# Hi Everyone!



## Stupid Little Genius (Aug 29, 2012)

I'm new here. I used to have two mice, but sadly they passed away this year. Tinker was 2 and a half, and Snowball was a month shy of 3 years old! So we were together for a long time, and I miss them very much.

Since they passed away, I have looked everywhere for some new little furry friends, but the only pet store that stocked mice in the area has closed down... I've been looking for 6 months now, and I have still not found anywhere.

I was hoping that someone here might know of somewhere in the Southampton area, the more east the better, that sell mice. I would dearly love to have them again, as I miss my little pair so much, so any help that you can offer will be greatly appreciated!!

Hugs to everyone!


----------



## besty74 (May 26, 2012)

hello and welcome
there are are a few breeders like myself in the southeast and i am pretty sure there is one in southampton now but i cannot recall the username, well it is late!


----------



## MissPorter13 (Jun 20, 2012)

Hello and welcome  I was having the same problem myself a few months back!

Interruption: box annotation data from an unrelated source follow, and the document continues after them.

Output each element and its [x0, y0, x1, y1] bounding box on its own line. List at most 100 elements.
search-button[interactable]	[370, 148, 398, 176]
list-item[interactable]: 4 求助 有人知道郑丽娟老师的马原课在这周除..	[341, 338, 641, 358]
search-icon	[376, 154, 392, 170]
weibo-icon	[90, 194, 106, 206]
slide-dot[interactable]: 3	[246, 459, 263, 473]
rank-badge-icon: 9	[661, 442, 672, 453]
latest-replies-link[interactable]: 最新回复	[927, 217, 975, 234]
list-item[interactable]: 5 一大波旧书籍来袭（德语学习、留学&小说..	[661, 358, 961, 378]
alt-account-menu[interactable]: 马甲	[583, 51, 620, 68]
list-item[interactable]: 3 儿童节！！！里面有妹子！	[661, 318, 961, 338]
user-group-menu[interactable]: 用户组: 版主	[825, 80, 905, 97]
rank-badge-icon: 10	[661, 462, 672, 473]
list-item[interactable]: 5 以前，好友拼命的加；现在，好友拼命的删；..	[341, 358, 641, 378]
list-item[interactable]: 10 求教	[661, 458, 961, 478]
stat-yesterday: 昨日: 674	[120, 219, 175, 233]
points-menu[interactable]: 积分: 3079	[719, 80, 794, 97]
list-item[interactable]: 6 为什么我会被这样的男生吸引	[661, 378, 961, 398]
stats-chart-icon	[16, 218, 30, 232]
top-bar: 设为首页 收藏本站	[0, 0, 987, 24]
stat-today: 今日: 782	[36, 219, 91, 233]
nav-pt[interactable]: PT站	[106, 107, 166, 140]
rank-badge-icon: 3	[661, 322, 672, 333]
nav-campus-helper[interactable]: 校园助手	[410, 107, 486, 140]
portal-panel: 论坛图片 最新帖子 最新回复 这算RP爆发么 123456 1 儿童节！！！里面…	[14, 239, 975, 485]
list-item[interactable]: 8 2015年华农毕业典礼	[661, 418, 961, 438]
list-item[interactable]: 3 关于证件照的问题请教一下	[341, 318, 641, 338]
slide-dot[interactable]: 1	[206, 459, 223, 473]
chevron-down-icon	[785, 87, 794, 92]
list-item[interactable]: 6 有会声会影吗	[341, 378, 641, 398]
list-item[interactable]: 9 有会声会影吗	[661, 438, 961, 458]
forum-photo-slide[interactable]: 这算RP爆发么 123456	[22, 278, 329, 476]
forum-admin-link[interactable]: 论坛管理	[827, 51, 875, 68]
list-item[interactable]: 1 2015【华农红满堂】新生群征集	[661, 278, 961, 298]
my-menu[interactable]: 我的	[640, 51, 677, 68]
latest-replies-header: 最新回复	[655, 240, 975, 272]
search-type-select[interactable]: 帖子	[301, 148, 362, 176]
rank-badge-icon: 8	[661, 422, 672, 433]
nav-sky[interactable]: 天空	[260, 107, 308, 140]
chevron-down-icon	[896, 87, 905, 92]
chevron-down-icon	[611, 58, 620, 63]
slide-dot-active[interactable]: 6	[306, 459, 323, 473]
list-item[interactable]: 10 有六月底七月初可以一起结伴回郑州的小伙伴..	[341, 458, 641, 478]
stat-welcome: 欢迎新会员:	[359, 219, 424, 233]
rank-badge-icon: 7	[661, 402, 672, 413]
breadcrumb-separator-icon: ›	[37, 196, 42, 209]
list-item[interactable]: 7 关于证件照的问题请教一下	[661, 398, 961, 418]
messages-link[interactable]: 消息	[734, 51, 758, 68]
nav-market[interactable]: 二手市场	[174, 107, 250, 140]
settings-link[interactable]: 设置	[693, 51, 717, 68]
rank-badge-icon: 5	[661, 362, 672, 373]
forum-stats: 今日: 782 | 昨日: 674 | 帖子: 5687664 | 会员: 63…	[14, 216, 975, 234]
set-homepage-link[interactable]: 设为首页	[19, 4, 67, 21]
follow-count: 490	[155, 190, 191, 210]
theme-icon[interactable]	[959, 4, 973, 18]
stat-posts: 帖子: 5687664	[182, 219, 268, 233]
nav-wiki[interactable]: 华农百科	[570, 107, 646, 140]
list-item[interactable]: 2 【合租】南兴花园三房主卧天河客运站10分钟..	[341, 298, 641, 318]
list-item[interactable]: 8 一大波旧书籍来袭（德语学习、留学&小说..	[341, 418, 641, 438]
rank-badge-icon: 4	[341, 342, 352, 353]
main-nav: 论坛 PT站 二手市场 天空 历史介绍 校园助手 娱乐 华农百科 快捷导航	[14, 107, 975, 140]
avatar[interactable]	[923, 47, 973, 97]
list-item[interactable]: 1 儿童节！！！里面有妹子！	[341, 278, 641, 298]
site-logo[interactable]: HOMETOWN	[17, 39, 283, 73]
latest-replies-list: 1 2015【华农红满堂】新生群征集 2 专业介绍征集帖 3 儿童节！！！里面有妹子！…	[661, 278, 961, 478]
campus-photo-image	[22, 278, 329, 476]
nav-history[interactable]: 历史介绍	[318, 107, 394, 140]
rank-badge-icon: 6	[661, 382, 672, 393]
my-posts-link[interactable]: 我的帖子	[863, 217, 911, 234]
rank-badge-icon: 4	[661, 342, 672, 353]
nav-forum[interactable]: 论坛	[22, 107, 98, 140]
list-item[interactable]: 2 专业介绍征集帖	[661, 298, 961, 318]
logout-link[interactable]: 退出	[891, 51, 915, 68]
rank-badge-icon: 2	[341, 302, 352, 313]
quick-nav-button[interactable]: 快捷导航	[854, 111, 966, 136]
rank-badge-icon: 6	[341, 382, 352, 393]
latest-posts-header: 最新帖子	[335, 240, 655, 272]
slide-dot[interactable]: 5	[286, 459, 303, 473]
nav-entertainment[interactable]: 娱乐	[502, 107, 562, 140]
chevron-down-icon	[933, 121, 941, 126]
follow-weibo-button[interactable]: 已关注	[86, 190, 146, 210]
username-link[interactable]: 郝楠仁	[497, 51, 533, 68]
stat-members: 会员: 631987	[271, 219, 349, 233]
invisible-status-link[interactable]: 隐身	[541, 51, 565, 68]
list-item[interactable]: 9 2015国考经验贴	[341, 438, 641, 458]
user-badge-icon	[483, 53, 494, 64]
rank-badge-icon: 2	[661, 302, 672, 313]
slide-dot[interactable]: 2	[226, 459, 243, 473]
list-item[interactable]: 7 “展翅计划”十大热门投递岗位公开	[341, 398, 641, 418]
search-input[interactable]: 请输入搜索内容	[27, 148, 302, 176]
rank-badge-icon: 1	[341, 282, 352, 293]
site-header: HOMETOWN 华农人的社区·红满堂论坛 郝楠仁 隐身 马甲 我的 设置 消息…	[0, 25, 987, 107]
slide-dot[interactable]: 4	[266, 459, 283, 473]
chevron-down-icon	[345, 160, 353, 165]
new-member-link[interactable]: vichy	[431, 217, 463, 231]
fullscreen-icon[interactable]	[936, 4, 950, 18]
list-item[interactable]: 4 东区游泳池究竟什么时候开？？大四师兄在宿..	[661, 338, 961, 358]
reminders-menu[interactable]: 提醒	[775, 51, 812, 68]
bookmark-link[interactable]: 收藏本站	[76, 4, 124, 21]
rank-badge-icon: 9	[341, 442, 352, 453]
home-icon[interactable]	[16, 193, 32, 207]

I'm in Southampton (west end area) and have some babies that will be ready in the next 2 weeks or so, feel free to PM if you might be interested


----------



## Stupid Little Genius (Aug 29, 2012)

Oh wow!! Yes! I'm definitely interested! I've sent you a PM! Thanks!


----------



## besty74 (May 26, 2012)

there i knew i had seen one, sorry i forgot the name!


----------



## Stupid Little Genius (Aug 29, 2012)

Yeah! You were right!! Thanks for giving me hope to stick around! I was beginning to think that no one in this area kept mice at all! It's great to know there are other mice lovers around^^


----------